RANTAU – Pemerintah Kabupaten Warga bergerak cepat membantu warga terdampak angin puting beliung yang melanda sejumlah desa di beberapa kecamatan, Sabtu (20/9/2025) sore.
Plt Kepala Dinas Sosial Tapin, Syafrudin mengatakan pihaknya langsung turun ke lokasi kejadian tidak lama setelah mendapat laporan.
“Kami menyalurkan makanan siap saji, sembako, beras, terpal, serta selimut untuk kebutuhan darurat warga,” ujarnya.
Syafrudin berharap bantuan tersebut bisa meringankan beban warga yang rumahnya terdampak.
“Semoga makanan yang diberikan bisa bermanfaat bagi para korban,” tuturnya.

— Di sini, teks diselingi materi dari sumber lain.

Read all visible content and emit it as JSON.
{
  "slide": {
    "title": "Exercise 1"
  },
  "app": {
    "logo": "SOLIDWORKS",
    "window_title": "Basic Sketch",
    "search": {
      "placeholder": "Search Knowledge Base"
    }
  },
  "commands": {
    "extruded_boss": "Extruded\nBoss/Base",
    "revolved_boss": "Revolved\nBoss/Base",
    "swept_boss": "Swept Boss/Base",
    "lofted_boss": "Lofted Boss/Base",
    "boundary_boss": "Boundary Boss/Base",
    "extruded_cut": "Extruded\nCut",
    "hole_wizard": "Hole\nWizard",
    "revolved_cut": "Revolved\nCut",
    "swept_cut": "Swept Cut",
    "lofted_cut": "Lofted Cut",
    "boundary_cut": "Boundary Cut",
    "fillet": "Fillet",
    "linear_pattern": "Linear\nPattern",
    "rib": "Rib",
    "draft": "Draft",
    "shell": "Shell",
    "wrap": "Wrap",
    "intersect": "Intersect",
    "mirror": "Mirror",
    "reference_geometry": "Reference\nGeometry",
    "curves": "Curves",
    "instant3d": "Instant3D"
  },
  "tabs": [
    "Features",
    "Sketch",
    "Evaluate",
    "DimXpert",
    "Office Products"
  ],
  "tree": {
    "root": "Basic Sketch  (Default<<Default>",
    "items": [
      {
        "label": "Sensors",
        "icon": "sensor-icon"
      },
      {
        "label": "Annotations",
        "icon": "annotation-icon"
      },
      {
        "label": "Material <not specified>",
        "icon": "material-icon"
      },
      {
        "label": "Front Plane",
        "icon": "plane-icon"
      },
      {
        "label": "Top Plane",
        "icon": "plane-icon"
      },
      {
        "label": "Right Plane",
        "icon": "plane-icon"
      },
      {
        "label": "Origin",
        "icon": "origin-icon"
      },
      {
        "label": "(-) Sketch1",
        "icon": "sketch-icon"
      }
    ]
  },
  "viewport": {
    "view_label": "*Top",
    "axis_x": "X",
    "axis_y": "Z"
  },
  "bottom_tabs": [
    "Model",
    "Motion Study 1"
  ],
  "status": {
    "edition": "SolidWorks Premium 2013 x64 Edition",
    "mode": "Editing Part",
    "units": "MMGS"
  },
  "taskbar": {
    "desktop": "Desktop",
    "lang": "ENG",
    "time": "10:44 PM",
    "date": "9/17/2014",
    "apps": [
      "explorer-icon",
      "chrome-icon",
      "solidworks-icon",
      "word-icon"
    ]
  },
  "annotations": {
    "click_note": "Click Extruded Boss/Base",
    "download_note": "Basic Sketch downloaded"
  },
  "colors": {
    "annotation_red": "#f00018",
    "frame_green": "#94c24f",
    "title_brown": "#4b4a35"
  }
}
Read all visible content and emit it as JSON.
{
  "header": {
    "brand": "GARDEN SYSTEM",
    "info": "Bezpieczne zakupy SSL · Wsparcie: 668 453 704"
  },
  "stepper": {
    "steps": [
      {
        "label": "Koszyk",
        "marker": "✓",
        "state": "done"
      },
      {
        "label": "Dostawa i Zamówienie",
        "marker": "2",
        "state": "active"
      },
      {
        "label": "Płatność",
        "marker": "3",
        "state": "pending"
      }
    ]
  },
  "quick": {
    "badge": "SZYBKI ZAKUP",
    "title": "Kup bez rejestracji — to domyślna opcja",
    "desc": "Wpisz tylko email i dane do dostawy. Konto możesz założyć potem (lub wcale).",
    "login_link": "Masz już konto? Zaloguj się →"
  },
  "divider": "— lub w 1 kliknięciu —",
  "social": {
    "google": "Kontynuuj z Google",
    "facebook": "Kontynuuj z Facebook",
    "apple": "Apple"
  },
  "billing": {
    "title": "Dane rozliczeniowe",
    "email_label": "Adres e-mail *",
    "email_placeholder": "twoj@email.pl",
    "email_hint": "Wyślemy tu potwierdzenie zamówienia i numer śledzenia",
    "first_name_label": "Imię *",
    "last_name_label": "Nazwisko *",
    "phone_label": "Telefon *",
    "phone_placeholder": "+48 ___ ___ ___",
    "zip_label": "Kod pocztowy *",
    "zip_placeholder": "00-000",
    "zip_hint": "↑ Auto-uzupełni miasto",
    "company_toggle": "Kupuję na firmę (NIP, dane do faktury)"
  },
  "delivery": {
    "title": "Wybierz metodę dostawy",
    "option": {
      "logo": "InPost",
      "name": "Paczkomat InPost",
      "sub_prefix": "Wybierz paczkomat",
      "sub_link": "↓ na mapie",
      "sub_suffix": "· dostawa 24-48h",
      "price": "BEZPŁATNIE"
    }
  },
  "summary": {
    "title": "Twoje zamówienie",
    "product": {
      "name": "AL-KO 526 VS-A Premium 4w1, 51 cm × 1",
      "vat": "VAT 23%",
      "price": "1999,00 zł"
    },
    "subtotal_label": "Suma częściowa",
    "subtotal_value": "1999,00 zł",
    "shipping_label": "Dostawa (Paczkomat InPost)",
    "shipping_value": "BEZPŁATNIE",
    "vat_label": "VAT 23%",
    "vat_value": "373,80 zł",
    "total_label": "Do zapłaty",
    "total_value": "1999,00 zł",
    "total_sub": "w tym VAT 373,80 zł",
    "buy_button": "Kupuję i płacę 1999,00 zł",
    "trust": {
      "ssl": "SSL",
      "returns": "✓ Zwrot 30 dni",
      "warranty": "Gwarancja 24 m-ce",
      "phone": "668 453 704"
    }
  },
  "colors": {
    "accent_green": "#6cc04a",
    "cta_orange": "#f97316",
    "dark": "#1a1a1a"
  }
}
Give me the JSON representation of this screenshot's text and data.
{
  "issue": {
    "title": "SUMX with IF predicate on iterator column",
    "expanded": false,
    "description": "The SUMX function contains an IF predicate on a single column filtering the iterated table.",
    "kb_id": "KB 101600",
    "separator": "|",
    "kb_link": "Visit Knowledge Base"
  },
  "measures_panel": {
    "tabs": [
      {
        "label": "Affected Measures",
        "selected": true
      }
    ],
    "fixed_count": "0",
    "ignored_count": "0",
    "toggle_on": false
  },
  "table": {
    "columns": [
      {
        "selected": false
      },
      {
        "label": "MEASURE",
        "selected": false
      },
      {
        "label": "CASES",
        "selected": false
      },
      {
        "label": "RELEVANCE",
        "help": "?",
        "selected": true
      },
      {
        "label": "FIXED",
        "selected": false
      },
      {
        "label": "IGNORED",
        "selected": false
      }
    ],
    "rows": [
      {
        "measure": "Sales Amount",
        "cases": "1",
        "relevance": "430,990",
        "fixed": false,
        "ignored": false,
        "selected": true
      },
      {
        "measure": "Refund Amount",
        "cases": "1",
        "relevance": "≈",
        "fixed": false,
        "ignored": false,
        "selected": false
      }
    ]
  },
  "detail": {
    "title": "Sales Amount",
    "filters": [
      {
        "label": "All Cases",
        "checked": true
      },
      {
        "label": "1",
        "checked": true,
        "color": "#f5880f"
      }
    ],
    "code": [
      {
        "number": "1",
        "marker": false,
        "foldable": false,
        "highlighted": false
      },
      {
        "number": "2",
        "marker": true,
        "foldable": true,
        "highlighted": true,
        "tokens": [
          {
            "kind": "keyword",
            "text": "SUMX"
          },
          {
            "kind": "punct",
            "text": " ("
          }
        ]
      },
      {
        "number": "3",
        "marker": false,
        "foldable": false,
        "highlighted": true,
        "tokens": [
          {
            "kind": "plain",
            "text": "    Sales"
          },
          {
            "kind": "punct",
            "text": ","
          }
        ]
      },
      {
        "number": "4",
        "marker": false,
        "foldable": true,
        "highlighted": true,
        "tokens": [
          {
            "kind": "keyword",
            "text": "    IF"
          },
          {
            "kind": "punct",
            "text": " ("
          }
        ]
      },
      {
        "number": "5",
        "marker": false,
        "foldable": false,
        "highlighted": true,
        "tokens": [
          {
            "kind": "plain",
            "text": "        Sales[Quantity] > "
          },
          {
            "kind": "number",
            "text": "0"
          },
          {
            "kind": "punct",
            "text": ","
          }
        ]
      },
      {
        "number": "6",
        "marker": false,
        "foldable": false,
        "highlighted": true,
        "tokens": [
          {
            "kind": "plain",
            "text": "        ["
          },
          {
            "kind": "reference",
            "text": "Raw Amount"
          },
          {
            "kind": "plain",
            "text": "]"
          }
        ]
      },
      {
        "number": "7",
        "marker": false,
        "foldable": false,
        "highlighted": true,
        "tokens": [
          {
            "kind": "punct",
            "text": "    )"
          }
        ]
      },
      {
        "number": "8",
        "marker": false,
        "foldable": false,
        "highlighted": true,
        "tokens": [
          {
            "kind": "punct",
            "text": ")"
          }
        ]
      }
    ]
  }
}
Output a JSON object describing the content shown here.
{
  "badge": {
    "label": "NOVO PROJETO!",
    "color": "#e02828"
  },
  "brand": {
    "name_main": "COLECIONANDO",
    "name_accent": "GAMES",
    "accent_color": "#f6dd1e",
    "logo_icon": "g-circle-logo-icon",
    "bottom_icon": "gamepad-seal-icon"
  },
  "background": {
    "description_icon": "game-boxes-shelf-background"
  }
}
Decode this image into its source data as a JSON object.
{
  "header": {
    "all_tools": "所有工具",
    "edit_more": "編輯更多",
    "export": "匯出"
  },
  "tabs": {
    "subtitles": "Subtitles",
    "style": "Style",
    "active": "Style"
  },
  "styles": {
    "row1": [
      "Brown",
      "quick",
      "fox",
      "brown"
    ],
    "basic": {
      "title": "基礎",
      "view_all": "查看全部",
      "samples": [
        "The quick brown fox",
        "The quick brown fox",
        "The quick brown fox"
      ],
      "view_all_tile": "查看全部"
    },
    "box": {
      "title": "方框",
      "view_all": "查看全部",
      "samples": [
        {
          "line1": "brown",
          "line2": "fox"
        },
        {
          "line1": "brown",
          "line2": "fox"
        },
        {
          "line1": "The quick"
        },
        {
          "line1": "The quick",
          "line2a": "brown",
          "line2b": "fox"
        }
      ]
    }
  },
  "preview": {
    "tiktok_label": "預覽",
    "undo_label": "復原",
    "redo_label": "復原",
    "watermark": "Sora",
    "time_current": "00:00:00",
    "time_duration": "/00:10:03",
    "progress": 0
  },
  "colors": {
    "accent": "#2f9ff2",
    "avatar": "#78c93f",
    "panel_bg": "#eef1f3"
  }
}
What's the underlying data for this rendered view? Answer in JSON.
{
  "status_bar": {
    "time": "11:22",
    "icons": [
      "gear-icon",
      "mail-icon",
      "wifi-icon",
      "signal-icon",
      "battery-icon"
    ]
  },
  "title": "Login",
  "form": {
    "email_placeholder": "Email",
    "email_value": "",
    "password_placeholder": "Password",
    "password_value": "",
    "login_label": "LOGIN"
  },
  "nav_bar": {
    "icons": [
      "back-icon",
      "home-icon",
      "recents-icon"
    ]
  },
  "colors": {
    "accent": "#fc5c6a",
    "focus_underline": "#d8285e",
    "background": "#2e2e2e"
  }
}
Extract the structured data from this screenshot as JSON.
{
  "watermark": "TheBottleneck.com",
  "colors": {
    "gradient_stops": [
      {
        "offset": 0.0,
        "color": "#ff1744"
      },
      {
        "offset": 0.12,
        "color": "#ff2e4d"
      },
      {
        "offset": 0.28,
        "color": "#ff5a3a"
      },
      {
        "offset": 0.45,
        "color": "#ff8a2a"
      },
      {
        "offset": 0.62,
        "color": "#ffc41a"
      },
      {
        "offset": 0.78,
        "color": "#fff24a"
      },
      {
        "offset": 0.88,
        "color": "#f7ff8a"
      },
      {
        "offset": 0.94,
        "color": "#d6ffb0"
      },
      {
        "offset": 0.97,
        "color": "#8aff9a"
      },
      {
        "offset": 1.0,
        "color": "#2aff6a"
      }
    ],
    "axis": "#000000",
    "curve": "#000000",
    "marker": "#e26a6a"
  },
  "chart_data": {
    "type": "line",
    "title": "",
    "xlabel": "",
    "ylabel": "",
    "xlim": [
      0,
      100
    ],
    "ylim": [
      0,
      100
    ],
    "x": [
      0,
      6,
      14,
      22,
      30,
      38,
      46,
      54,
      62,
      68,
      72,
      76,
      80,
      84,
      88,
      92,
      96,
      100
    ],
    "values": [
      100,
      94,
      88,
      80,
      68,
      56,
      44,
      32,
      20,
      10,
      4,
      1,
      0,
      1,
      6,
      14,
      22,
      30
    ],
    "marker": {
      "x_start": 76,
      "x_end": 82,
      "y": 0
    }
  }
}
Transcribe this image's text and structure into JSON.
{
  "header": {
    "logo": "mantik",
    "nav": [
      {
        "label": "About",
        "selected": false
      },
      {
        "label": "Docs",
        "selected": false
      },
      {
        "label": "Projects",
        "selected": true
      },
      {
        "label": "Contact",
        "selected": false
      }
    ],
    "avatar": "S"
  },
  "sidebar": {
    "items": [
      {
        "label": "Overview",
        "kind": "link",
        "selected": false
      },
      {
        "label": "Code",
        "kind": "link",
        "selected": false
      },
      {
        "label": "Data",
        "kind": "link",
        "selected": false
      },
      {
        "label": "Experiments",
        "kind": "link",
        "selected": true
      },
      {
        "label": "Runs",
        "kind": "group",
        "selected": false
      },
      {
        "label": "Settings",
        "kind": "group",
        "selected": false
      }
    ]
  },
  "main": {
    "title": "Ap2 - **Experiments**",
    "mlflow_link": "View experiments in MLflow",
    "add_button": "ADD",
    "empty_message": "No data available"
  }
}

Selain Dinas Sosial, Badan Penanggulangan Bencana Daerah (BPBD) Tapin juga ikut menyalurkan bantuan. Plt Kepala BPBD Tapin, Muhammad Nor menyebutkan bantuan yang dibagikan berupa air mineral gelas, beras kemasan 5 kg, mie instan, minyak goreng, sarden, gula, telur ayam, teh celup, terpal ukuran 4x6 meter, susu kaleng, hingga hygiene kit.
Laporan dari Pusdalops-PB BPBD Tapin mencatat sedikitnya 10 kepala keluarga terdampak langsung.
Kerugian material ditaksir mencapai ratusan juta Rupiah.
Di Desa Parigi Kacil Kecamatan Bakarangan, empat rumah warga mengalami kerusakan cukup parah.
Rumah milik Jamaludin rusak 50 persen setelah atap bagian depan beterbangan, kerugian ditaksir Rp30 juta.
Sementara Luki Hidayat mengalami kerusakan 20 persen di bagian dapur, kerugian Rp10 juta.
Rumah Sugiannor pun tak luput, 40 persen rusak di bagian depan, kerugian sekitar Rp25 juta.
Sedangkan Muhammad Aseri dan H Sofyan juga harus menanggung kerugian masing-masing Rp20 juta dan Rp10 juta.
Masih di Kecamatan Bakarangan tepatnya di Desa Parigi Simbar.
Kerusakan terparah dialami Iyam, rumah semi permanen miliknya ukuran 5x4 meter rata dengan tanah, kerusakan 100 persen, kerugian ditaksir Rp50 juta.
Kemudian di Desa Serawi, Kecamatan Tapin Tengah
Tak hanya rumah warga, satu sarang burung walet milik Hiriyadi roboh 70 persen.
Dua kendaraan pribadi rusak ringan, satu sepeda listrik rusak berat, dan satu unit mobil Avanza masih tertimbun reruntuhan.
Total kerugian diperkirakan mencapai Rp250 juta.
Kemudian di Desa Lawahan, Kecamatan Tapin Selatan, di wilayah ini, dua rumah juga terdampak.
Atas nama Muhammad Abduh mengalami kerusakan 20 persen setelah dinding beton dapurnya ambruk, kerugian Rp10 juta.
Sedangkan Mahliadi kehilangan sebagian bangunan samping rumahnya, kerusakan 10 persen dengan kerugian Rp5 juta.